The state Department of Environmental Conservation (DEC) in an April letter asked counties to consider approving the lowered hunting age, calling it “an exciting new opportunity” that would promote hunting and help curb deer populations in the state.

“Deer hunting is a valued tradition for many upstate families, providing quality food to New Yorkers and reducing the negative impacts of overabundant deer populations on agriculture, forests and communities,” said DEC Commissioner Basil Seggos. “Expanding youth hunting opportunities to assist with deer management and cultivating a new generation of hunters is a top priority for DEC.”

Temporarily lowering the hunting age was approved as part of the state budget process, and is part of the state’s deer management plan, which aims to control deer populations to reduce the negative impacts caused by the animals.

DEC officials said if not properly managed, deer numbers can increase dramatically and cause issues for people and reduce the quality of habitat for deer and other wildlife. According to DEC, deer can cause problems for farmers, homeowners and foresters, in addition to becoming road hazards.

In related news, the DEC released a final deer management document Wednesday and is accepting public comment on the plan until Aug. 8. According to the DEC, the plan outlines strategies to manage deer populations and seeks to protect the state’s deer population from the devastating potential of chronic wasting disease.

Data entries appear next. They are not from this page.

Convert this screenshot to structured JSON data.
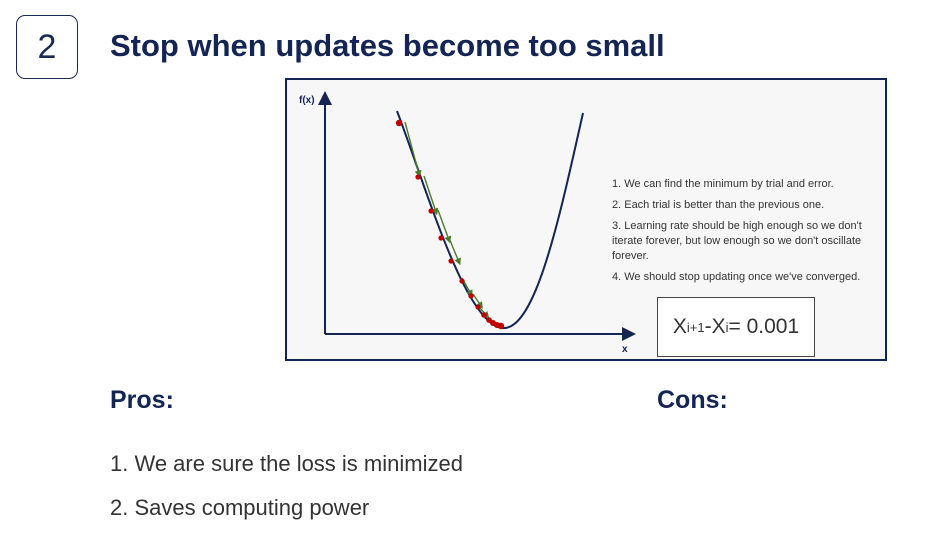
{
  "slide": {
    "number": "2",
    "title": "Stop when updates become too small"
  },
  "diagram": {
    "y_axis_label": "f(x)",
    "x_axis_label": "x",
    "notes": [
      "1. We can find the minimum by trial and error.",
      "2. Each trial is better than the previous one.",
      "3. Learning rate should be high enough so we don't iterate forever, but low enough so we don't oscillate forever.",
      "4. We should stop updating once we've converged."
    ],
    "formula": {
      "lhs_a": "X",
      "lhs_a_sub": "i+1",
      "minus": " - ",
      "lhs_b": "X",
      "lhs_b_sub": "i",
      "rhs": " = 0.001"
    },
    "colors": {
      "curve": "#142453",
      "points": "#c00000",
      "arrows": "#4c7a2c"
    }
  },
  "pros": {
    "heading": "Pros:",
    "items": [
      "1. We are sure the loss is minimized",
      "2. Saves computing power"
    ]
  },
  "cons": {
    "heading": "Cons:"
  }
}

The state’s Deer Management Plan is available on the DEC website, and includes population objectives, harvest quotas and other information. Officials said major elements of the plan include the establishment of desired deer populations for regions of the state, monitoring deer populations for disease and taking action to reduce disease risk, providing additional hunting opportunity and encouraging hunters to use non-lead ammunition.

The DEC proposed a number of updated regulations, including establishing a nine-day season for antlerless deer starting the second Saturday in September in certain areas and extending the legal hunting hours for deer and bear to start 30 minutes before meteorological sunrise and end 30 minutes after sunset.

Another proposal aims to increase hunter safety by requiring all hunters pursuing deer or bear with a firearm, or anyone accompanying them, to wear a solid or patterned fluorescent orange or pink hat, vest or jacket.